Michigan reported 69 additional deaths tied to the novel coronavirus on Thursday for a total of 5,129 deaths statewide.
Thursday’s report included 31 older deaths identified by comparing death certificate data to the state’s registry of laboratory-confirmed cases. These deaths might have occurred days or weeks ago.
For the seventh consecutive day, the state confirmed fewer than 800 new cases of COVID-19, adding 501 cases for a total of 53,510, according to data from the Michigan Department of Health and Human Services.
The state has continued to rank seventh in the nation for its number of COVID-19 cases and fourth for deaths — behind New York, New Jersey and Massachusetts, according to tracking by Johns Hopkins University & Medicine Coronavirus Resource Center.
Gov. Gretchen Whitmer announced Thursday she has lifted restrictions on retail businesses and auto dealerships across the state starting May 26, but visits must be made by appointment. Restrictions would also be lifted on nonessential medical, dental and veterinary procedures starting May 29.
The order will ease restrictions on gatherings, allowing for groups of 10 or fewer people, effective immediately.
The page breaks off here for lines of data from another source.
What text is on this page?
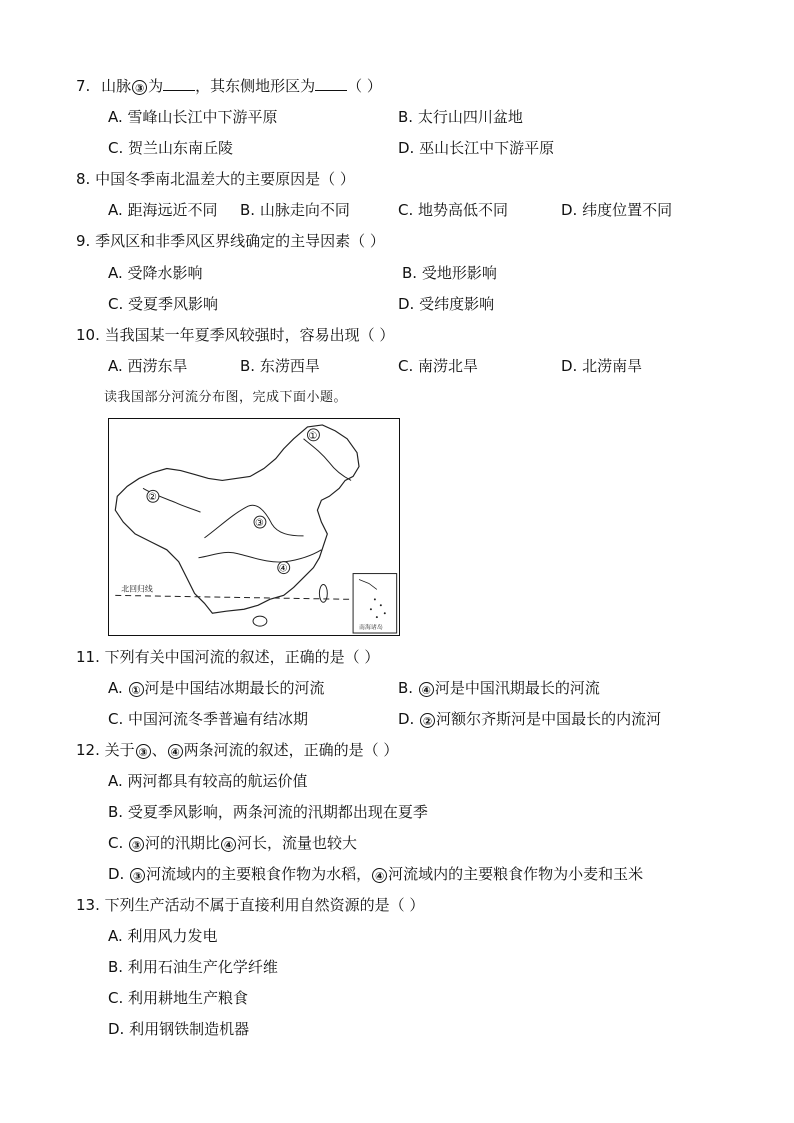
7. 山脉 ③ 为 ，其东侧地形区为 （ ）
A. 雪峰山长江中下游平原	B. 太行山四川盆地
C. 贺兰山东南丘陵	D. 巫山长江中下游平原
8. 中国冬季南北温差大的主要原因是（ ）
A. 距海远近不同 B. 山脉走向不同	C. 地势高低不同	D. 纬度位置不同
9. 季风区和非季风区界线确定的主导因素（ ）
A. 受降水影响	B. 受地形影响
C. 受夏季风影响	D. 受纬度影响
10. 当我国某一年夏季风较强时，容易出现（ ）
A. 西涝东旱	B. 东涝西旱	C. 南涝北旱	D. 北涝南旱
读我国部分河流分布图，完成下面小题。
北回归线
①
②
③
④
南海诸岛
11. 下列有关中国河流的叙述，正确的是（ ）
A. ① 河是中国结冰期最长的河流	B. ④ 河是中国汛期最长的河流
C. 中国河流冬季普遍有结冰期	D. ② 河额尔齐斯河是中国最长的内流河
12. 关于 ③ 、 ④ 两条河流的叙述，正确的是（ ）
A. 两河都具有较高的航运价值
B. 受夏季风影响，两条河流的汛期都出现在夏季
C. ③ 河的汛期比 ④ 河长，流量也较大
D. ③ 河流域内的主要粮食作物为水稻， ④ 河流域内的主要粮食作物为小麦和玉米
13. 下列生产活动不属于直接利用自然资源的是（ ）
A. 利用风力发电
B. 利用石油生产化学纤维
C. 利用耕地生产粮食
D. 利用钢铁制造机器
“Our member hospitals and health systems will continue to ensure that services offered adhere to strong safety, infection control and other COVID-19-related precautions,” Whitmer siad. “Hospitals are safe; please don’t delay care of any kind.”
She also urged residents ahead of Memorial Day weekend to practice proper safety protocol to prevent the spread of the virus.
State health officials are planning to soon begin reporting “probable” deaths due to COVID-19 in Michigan, Lynn Sutfin, spokeswoman for the state health department, said Wednesday.
Probable deaths will be reported separately from those deaths in which a lab confirmed a COVID-positive case, she said.
A probable death includes, for example, one where the death certificate lists COVID-19 as the cause of death or a significant condition contributing to death, but without a lab-confirmed positive test, Sutfin said.
The bulk of Michigan’s cases overall (64%) have been in Metro Detroit, as well as 73% of the state’s COVID deaths.
Wayne County, excluding Detroit, passed a grim milestone Wednesday, surpassing 1,000 deaths for a total of 1,018 on Thursday.
Detroit added 15 new deaths Thursday, for a total of 1,297 coronavirus-related deaths. The hard-hit city is showing a steep decline in deaths related to the virus.
The city also added 57 confirmed cases on Thursday, bringing the total cases to 10,581.
There were no reported deaths that occurred Wednesday, said Detroit’s Chief Public Health Officer Denise Fair.
“This data remains fluid as the State and local hospitals and other health care providers continue reviewing and updating death records fully attributable to COVID-19,” she said in a statement Thursday.
“Overall, our week-to-week trend continues to be encouraging. In the past seven days, we have lost 25 Detroiters to the virus, considerably less than 60 reported the previous seven days. I remain encouraged by our residents who are wearing their mask and social distancing to protect their health and the health of others from COVID-19.”
The state generally has been seeing fewer COVID hospitalizations and patients in intensive care. The number of COVID-positive individuals in Michigan’s nursing homes has fallen over the past week and stands at about 2,670.